North Carolina Emergency Management Director Mike Sprayberry said there was no way to estimate how many had gotten stuck in their vehicles.

Some roads around Raleigh remained clogged with abandoned vehicles Thursday morning. City crews were working to tow the vehicles to safe areas where their owners could recover them.

By late Thursday morning, parts of northern Georgia had over 9 inches of snow, while North Carolina ranged from 6 inches in cities to up to 15 inches in mountainous areas. Parts of Virginia, Maryland and Pennsylvania were reporting 15 to 18 inches.

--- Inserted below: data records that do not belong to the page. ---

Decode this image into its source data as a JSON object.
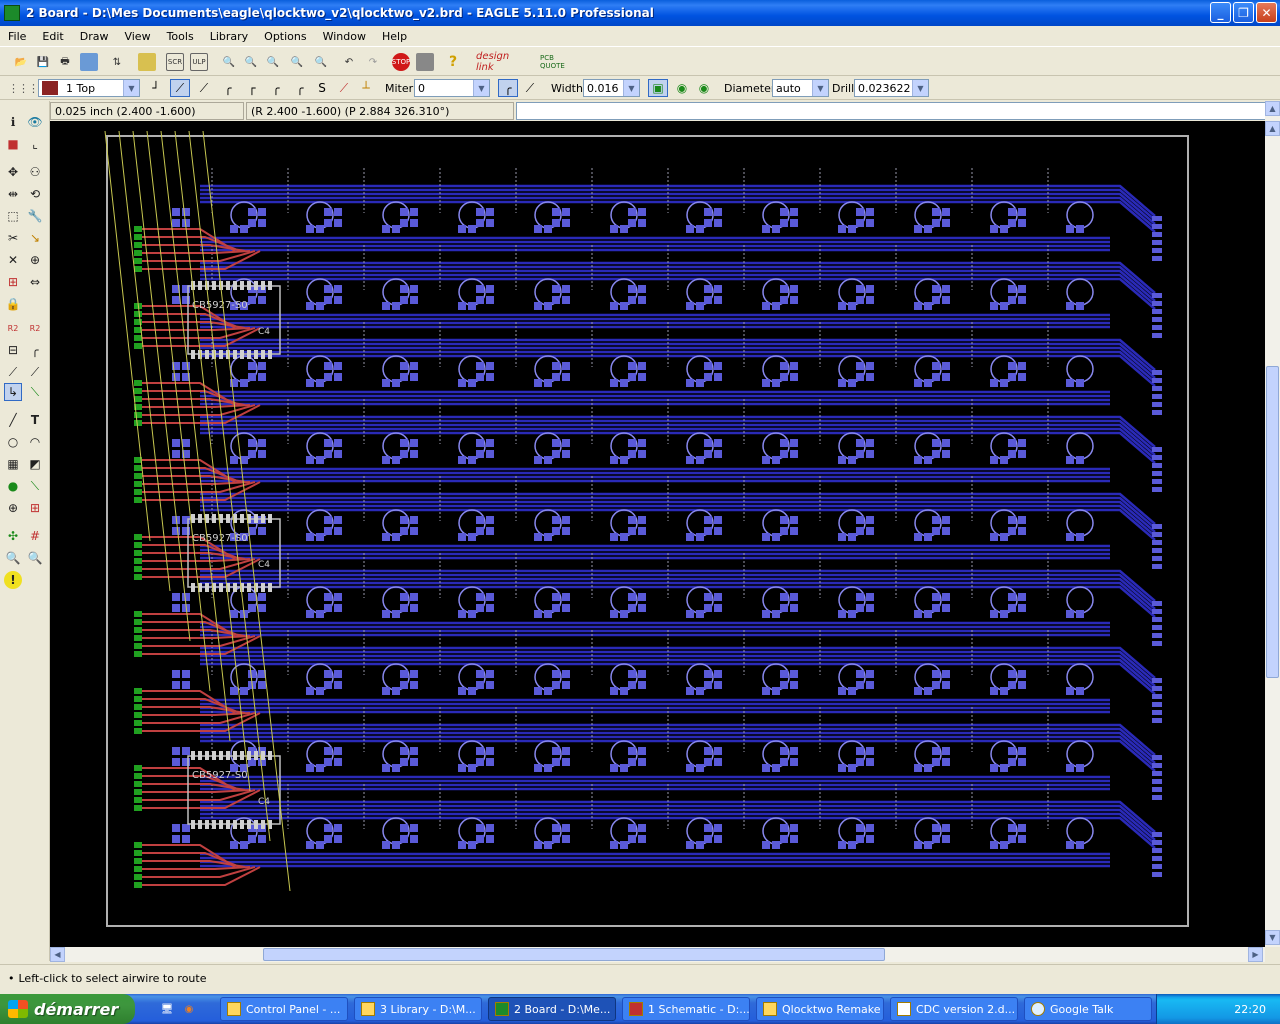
{
  "window": {
    "title": "2 Board - D:\\Mes Documents\\eagle\\qlocktwo_v2\\qlocktwo_v2.brd - EAGLE 5.11.0 Professional",
    "buttons": [
      "minimize-icon",
      "maximize-icon",
      "close-icon"
    ]
  },
  "menu": [
    "File",
    "Edit",
    "Draw",
    "View",
    "Tools",
    "Library",
    "Options",
    "Window",
    "Help"
  ],
  "toolbar1": {
    "icons": [
      "open-icon",
      "save-icon",
      "print-icon",
      "cam-icon",
      "board-icon",
      "library-icon",
      "script-icon",
      "ulp-icon",
      "zoom-fit-icon",
      "zoom-in-icon",
      "zoom-out-icon",
      "zoom-redraw-icon",
      "zoom-select-icon",
      "undo-icon",
      "redo-icon",
      "stop-icon",
      "go-icon",
      "help-icon",
      "design-link-icon",
      "pcb-quote-icon"
    ],
    "stop_label": "STOP",
    "design_link_label": "design link",
    "pcb_quote_label": "PCB QUOTE"
  },
  "toolbar2": {
    "layer_value": "1 Top",
    "layer_color": "#8b2323",
    "miter_label": "Miter:",
    "miter_value": "0",
    "width_label": "Width:",
    "width_value": "0.016",
    "diameter_label": "Diameter:",
    "diameter_value": "auto",
    "drill_label": "Drill:",
    "drill_value": "0.023622"
  },
  "coords": {
    "grid_position": "0.025 inch (2.400 -1.600)",
    "relative_polar": "(R 2.400 -1.600) (P 2.884 326.310°)",
    "command_value": ""
  },
  "canvas": {
    "background": "#000000",
    "trace_color": "#2a2ab8",
    "pad_color": "#5a5ad8",
    "top_trace_color": "#c04040",
    "outline_color": "#b0b0b0",
    "ic_label_1": "CB5927-S0",
    "ic_label_2": "CB5927-S0",
    "ic_label_3": "CB5927-S0",
    "ic_ref_1": "C4",
    "ic_ref_2": "C4",
    "ic_ref_3": "C4"
  },
  "status": {
    "message": "Left-click to select airwire to route"
  },
  "taskbar": {
    "start_label": "démarrer",
    "tasks": [
      "Control Panel - ...",
      "3 Library - D:\\M...",
      "2 Board - D:\\Me...",
      "1 Schematic - D:...",
      "Qlocktwo Remake",
      "CDC version 2.d...",
      "Google Talk"
    ],
    "clock": "22:20"
  }
}
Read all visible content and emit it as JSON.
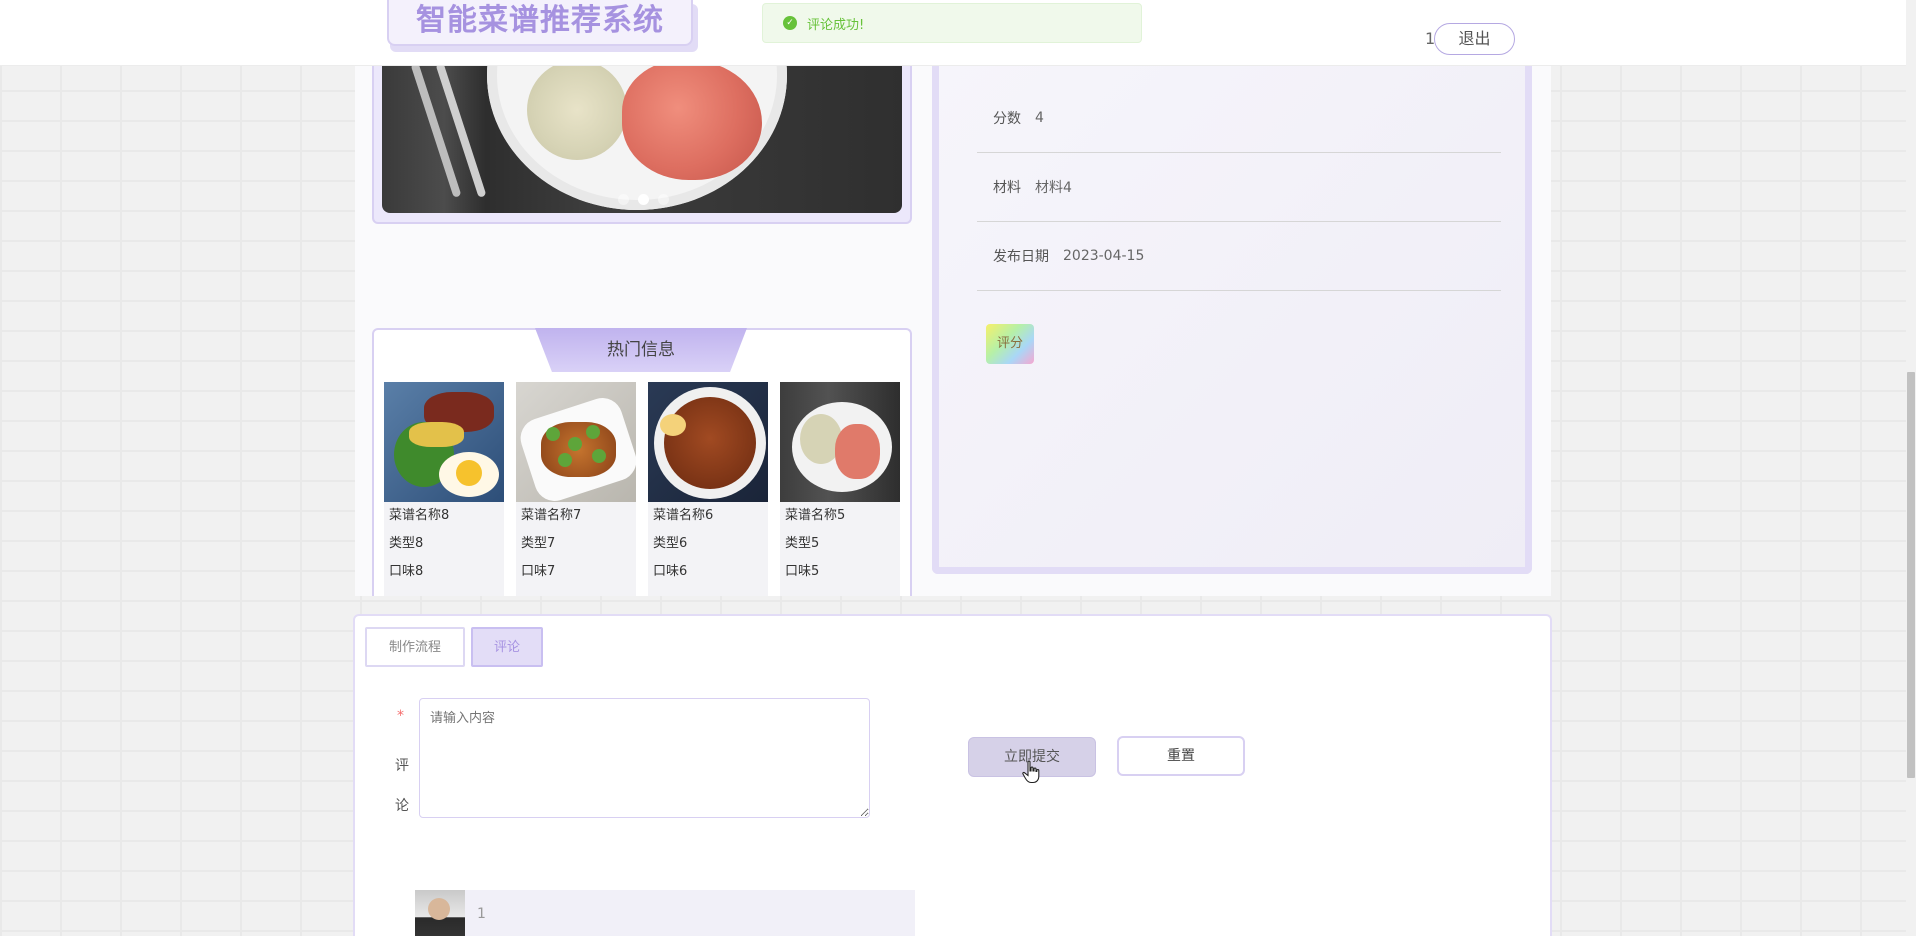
{
  "header": {
    "site_title": "智能菜谱推荐系统",
    "user_name": "1",
    "logout_label": "退出"
  },
  "toast": {
    "message": "评论成功!",
    "icon": "check-circle-icon",
    "color": "#67c23a"
  },
  "carousel": {
    "image": "grilled-shrimp-with-rice",
    "slide_count": 3,
    "active_index": 1
  },
  "detail": {
    "rows": [
      {
        "label": "分数",
        "value": "4"
      },
      {
        "label": "材料",
        "value": "材料4"
      },
      {
        "label": "发布日期",
        "value": "2023-04-15"
      }
    ],
    "rate_button": "评分"
  },
  "hot": {
    "title": "热门信息",
    "items": [
      {
        "name": "菜谱名称8",
        "type": "类型8",
        "taste": "口味8",
        "image": "rice-egg-broccoli-dish"
      },
      {
        "name": "菜谱名称7",
        "type": "类型7",
        "taste": "口味7",
        "image": "stir-fry-pepper-dish"
      },
      {
        "name": "菜谱名称6",
        "type": "类型6",
        "taste": "口味6",
        "image": "braised-chicken-dish"
      },
      {
        "name": "菜谱名称5",
        "type": "类型5",
        "taste": "口味5",
        "image": "shrimp-rice-plate"
      }
    ]
  },
  "tabs": [
    {
      "label": "制作流程",
      "active": false
    },
    {
      "label": "评论",
      "active": true
    }
  ],
  "comment_form": {
    "required_mark": "*",
    "label": "评论",
    "placeholder": "请输入内容",
    "submit_label": "立即提交",
    "reset_label": "重置"
  },
  "comments": [
    {
      "text": "1",
      "avatar": "user-avatar"
    }
  ],
  "colors": {
    "accent": "#a692e0",
    "accent_light": "#e2dcf6",
    "success": "#67c23a",
    "required": "#f56c6c"
  }
}
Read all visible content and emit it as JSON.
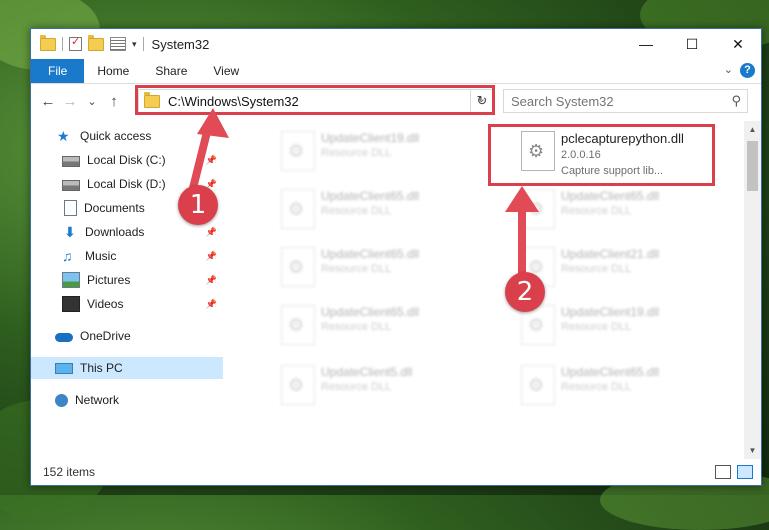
{
  "window": {
    "title": "System32",
    "controls": {
      "minimize": "—",
      "maximize": "☐",
      "close": "✕"
    }
  },
  "ribbon": {
    "tabs": [
      "File",
      "Home",
      "Share",
      "View"
    ],
    "help": "?"
  },
  "navigation": {
    "back": "←",
    "forward": "→",
    "recent": "⌄",
    "up": "↑",
    "address": "C:\\Windows\\System32",
    "refresh": "↻",
    "search_placeholder": "Search System32"
  },
  "sidebar": {
    "items": [
      {
        "label": "Quick access",
        "icon": "star-icon"
      },
      {
        "label": "Local Disk (C:)",
        "icon": "disk-icon",
        "pinned": true
      },
      {
        "label": "Local Disk (D:)",
        "icon": "disk-icon",
        "pinned": true
      },
      {
        "label": "Documents",
        "icon": "documents-icon",
        "pinned": true
      },
      {
        "label": "Downloads",
        "icon": "downloads-icon",
        "pinned": true
      },
      {
        "label": "Music",
        "icon": "music-icon",
        "pinned": true
      },
      {
        "label": "Pictures",
        "icon": "pictures-icon",
        "pinned": true
      },
      {
        "label": "Videos",
        "icon": "videos-icon",
        "pinned": true
      },
      {
        "label": "OneDrive",
        "icon": "cloud-icon"
      },
      {
        "label": "This PC",
        "icon": "computer-icon",
        "selected": true
      },
      {
        "label": "Network",
        "icon": "network-icon"
      }
    ]
  },
  "files": {
    "focused": {
      "name": "pclecapturepython.dll",
      "version": "2.0.0.16",
      "description": "Capture support lib..."
    },
    "blurred": [
      {
        "name": "UpdateClient19.dll",
        "type": "Resource DLL"
      },
      {
        "name": "UpdateClient65.dll",
        "type": "Resource DLL"
      },
      {
        "name": "UpdateClient65.dll",
        "type": "Resource DLL"
      },
      {
        "name": "UpdateClient65.dll",
        "type": "Resource DLL"
      },
      {
        "name": "UpdateClient65.dll",
        "type": "Resource DLL"
      },
      {
        "name": "UpdateClient21.dll",
        "type": "Resource DLL"
      },
      {
        "name": "UpdateClient65.dll",
        "type": "Resource DLL"
      },
      {
        "name": "UpdateClient19.dll",
        "type": "Resource DLL"
      },
      {
        "name": "UpdateClient5.dll",
        "type": "Resource DLL"
      },
      {
        "name": "UpdateClient65.dll",
        "type": "Resource DLL"
      }
    ]
  },
  "status": {
    "item_count": "152 items"
  },
  "annotations": {
    "step1": "1",
    "step2": "2"
  },
  "colors": {
    "accent": "#1979ca",
    "highlight": "#d9404b",
    "selection": "#cce8ff"
  }
}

Pat O’Pake, a Pennsylvania Department of Transportation plow operator with more than 20 years on the job, began his grueling 12-hour shift at midnight, plying a stretch of Interstate 78 in Berks County.

“It’s like a dog chasing its tail all day,” O’Pake said as he drove his 14-ton International at a steady 37 mph. “Until it stops snowing, and then we’ll catch up at the end. We always do. It just takes a while.”

The procession of storms and cold blasts — blamed in part on a kink in the jet stream, the high-altitude air currents that dictate weather — has cut into retail sales across the U.S., the Commerce Department reported Thursday. Sales dipped 0.4 percent in January.

“It’s been a tough winter. It seems like it will never end,” said Deb Ragan, clearing a sidewalk in downtown Philadelphia.

Many school systems have run out of school days. South Carolina lawmakers will consider letting school boards forgive up to five days of canceled classes.

On the National Mall in Washington, 8-year-old Lucas Moore was out having fun with his father and thinking about how all the snow days may come back to haunt him.

If they do cut into summer, I’m going to be, like, really mad and trying not to go to school,” he said. “When it’s summer, play time.”

In New York City, the teachers union and TV weatherman Al Roker blasted Mayor Bill de Blasio’s decision to keep the schools open. Roker, who was in Russia for the Winter Olympics but has a daughter in New York’s public schools, said on Twitter: “It’s going to take some kid or kids getting hurt before this goofball policy gets changed.”

The mayor said many parents depend on schools to watch over their children while they are at work.

The dangerous weather threatened to disrupt deliveries of Valentine’s Day flowers.

“It’s a godawful thing,” said Mike Flood, owner of Falls Church Florist in Virginia. “We’re going to lose money, there’s no doubt about it.”